Big bashes, complete with tons of friends, cake and ice cream is every child’s dream, right? Not so perhaps for the child in foster care. Maybe they haven’t built up a circle of friends yet. Or maybe they don’t want to invite friends over since that will raise questions from friends about them being in foster care. Remember your usual and the child’s usual isn’t the same.

 

3.     Blend traditions with new experiences.

Honoring the past by keeping traditions alive, while adding something new with your family, can nicely blend the child’s celebration. Let them pick out an activity that they want to do—like go to a specific restaurant, a movie, and have cake or treats. If you have visitations and good relationships with birth parents, ask them if parties should be combined or if two celebrations are better for the child.

 

4.     Don’t go overboard with gifts.

Gift giving can easily be overdone by foster parents to try to compensate for losses the child may have experienced in the past.
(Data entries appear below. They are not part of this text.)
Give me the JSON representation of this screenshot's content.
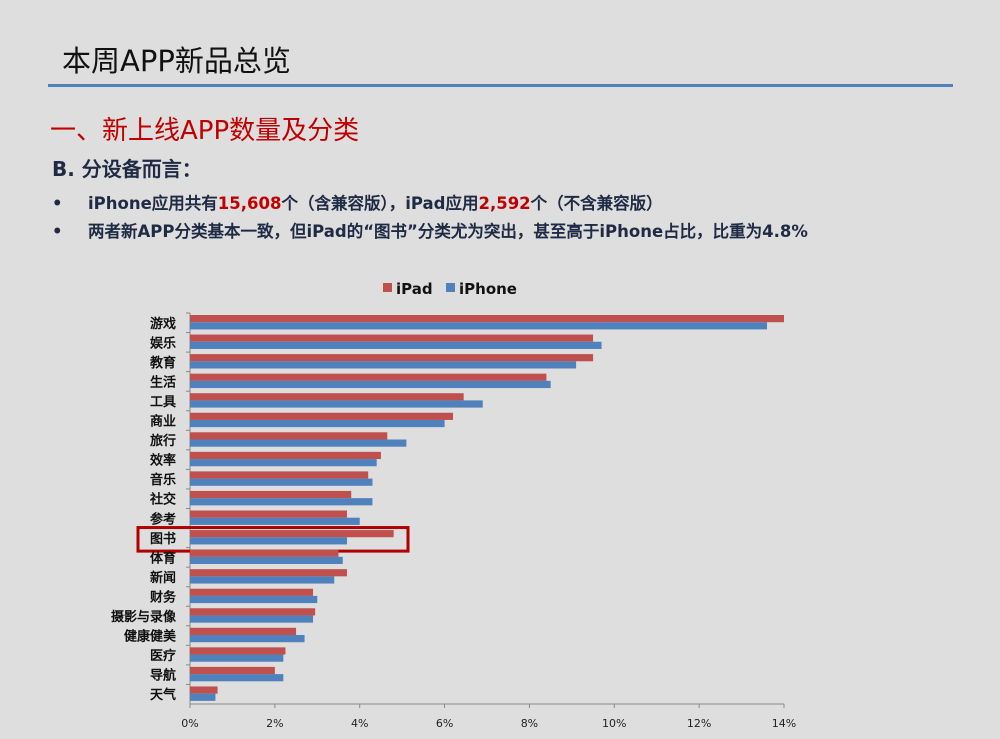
{
  "header": {
    "title": "本周APP新品总览",
    "section": "一、新上线APP数量及分类",
    "subtitle": "B. 分设备而言："
  },
  "bullets": [
    {
      "dot": "•",
      "p1": "iPhone应用共有",
      "n1": "15,608",
      "p2": "个（含兼容版），iPad应用",
      "n2": "2,592",
      "p3": "个（不含兼容版）"
    },
    {
      "dot": "•",
      "text": "两者新APP分类基本一致，但iPad的“图书”分类尤为突出，甚至高于iPhone占比，比重为4.8%"
    }
  ],
  "colors": {
    "ipad": "#c0504d",
    "iphone": "#4f81bd",
    "highlight": "#b00000",
    "accent": "#c00000"
  },
  "chart_data": {
    "type": "bar",
    "orientation": "horizontal",
    "title": "",
    "xlabel": "",
    "ylabel": "",
    "xlim": [
      0,
      14
    ],
    "x_ticks": [
      "0%",
      "2%",
      "4%",
      "6%",
      "8%",
      "10%",
      "12%",
      "14%"
    ],
    "legend_position": "top",
    "categories": [
      "游戏",
      "娱乐",
      "教育",
      "生活",
      "工具",
      "商业",
      "旅行",
      "效率",
      "音乐",
      "社交",
      "参考",
      "图书",
      "体育",
      "新闻",
      "财务",
      "摄影与录像",
      "健康健美",
      "医疗",
      "导航",
      "天气"
    ],
    "series": [
      {
        "name": "iPad",
        "values": [
          14.0,
          9.5,
          9.5,
          8.4,
          6.45,
          6.2,
          4.65,
          4.5,
          4.2,
          3.8,
          3.7,
          4.8,
          3.5,
          3.7,
          2.9,
          2.95,
          2.5,
          2.25,
          2.0,
          0.65
        ]
      },
      {
        "name": "iPhone",
        "values": [
          13.6,
          9.7,
          9.1,
          8.5,
          6.9,
          6.0,
          5.1,
          4.4,
          4.3,
          4.3,
          4.0,
          3.7,
          3.6,
          3.4,
          3.0,
          2.9,
          2.7,
          2.2,
          2.2,
          0.6
        ]
      }
    ],
    "highlighted_category": "图书"
  }
}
It’s tempting to buy a lot, but material gifts should be limited. Focus the day instead on the child and their favorite hobbies or pastimes.

 

Low-key birthdays are likely best. A good rule of thumb is to let the child be the guide for choosing what they want for their birthday; keep your focus on the child. If your extended family has group or seasonal birthday parties, include the child in these too. Little actions like this will make the child feel a part of your family—and will help them enjoy their birthday.